Die größte Stärke von „Bosetti Late Night“ ist zweifelsohne das Gespräch, das am Ende jeder Ausgabe den Kern der Sendung bildet. Was schnell in einer Art Selbsthilfegruppe hätte enden können, besticht durch einen hohen Grad an Sachkenntnis und Tiefgang. Das gelingt einerseits durch eine gelungene Auswahl der Gäste, die trotz unterschiedlicher Auffassungen auf Augenhöhe diskutieren und nicht gegeneinander ausgespielt werden, andererseits durch eine Lust auf Erkenntnisgewinn: Wo andere Talkshows erst mühsam in die Themen einsteigen müssen, geht Bosetti ins Detail – ganz gleich, ob es um Armut in Deutschland oder den Klimawandel geht.
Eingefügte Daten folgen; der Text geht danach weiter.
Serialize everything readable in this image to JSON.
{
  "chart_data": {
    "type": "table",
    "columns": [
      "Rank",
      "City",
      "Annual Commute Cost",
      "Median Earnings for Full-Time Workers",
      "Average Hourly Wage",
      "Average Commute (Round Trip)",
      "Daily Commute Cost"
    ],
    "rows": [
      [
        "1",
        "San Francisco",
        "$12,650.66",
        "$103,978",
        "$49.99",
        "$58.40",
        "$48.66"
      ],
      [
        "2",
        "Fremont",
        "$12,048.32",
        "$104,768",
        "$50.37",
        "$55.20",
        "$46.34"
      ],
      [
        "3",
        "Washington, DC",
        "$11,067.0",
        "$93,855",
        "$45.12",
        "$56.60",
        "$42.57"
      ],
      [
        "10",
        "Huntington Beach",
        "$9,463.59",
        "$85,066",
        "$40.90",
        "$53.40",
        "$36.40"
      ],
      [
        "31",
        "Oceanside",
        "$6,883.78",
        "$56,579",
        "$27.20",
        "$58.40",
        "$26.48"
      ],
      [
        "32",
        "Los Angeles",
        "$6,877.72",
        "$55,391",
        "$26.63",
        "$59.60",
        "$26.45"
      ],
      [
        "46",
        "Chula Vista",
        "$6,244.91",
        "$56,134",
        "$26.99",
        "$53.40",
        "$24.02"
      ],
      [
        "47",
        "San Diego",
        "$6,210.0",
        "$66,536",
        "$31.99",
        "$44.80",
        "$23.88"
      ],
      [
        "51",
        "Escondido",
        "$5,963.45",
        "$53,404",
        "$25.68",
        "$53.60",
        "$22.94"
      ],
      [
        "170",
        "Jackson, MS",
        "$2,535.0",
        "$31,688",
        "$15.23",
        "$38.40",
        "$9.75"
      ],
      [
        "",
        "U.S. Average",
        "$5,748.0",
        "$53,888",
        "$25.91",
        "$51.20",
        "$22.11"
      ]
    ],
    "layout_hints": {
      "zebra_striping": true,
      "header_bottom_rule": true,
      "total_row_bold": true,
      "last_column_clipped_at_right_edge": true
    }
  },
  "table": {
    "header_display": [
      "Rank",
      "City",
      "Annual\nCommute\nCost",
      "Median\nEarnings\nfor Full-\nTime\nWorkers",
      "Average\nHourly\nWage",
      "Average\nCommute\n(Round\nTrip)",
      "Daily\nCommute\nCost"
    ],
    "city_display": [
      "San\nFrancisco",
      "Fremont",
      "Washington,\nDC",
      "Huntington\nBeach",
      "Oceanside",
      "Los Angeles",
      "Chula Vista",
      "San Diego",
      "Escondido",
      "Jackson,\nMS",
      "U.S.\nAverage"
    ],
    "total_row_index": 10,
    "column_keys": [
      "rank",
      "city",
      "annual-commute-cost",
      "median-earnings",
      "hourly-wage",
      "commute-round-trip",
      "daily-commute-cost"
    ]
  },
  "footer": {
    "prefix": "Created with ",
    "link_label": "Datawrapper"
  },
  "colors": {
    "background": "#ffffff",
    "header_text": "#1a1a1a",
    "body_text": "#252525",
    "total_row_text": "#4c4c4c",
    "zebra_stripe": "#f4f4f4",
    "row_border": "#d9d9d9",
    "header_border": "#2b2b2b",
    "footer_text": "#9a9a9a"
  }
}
Die ersten Ausgaben zeigen, dass die Entwicklung der Sendung noch lange nicht zu Ende ist. Schon die dritte Folge mutet anders an als die erste – ein Beleg für die kontinuierliche Arbeit am Format und das Bestreben, die Stärken der Gastgeberin noch besser auszuspielen. Dass nicht immer alles auf den großen Lacher hinauslaufen muss, ist eine Wohltat in einem Genre, das viel zu oft auf den schnellen Applaus aus ist. Neben dem Spaß am Spiel in diesem oft bemühten Genre und der erkennbaren Lust auf echte Gespräche besticht „Bosetti Late Night“ auch durch eine ebenso kreative wie moderne Optik. Ihr anfängliches Versprechen hat die Show damit eingehalten. So darf es gerne weitergehen.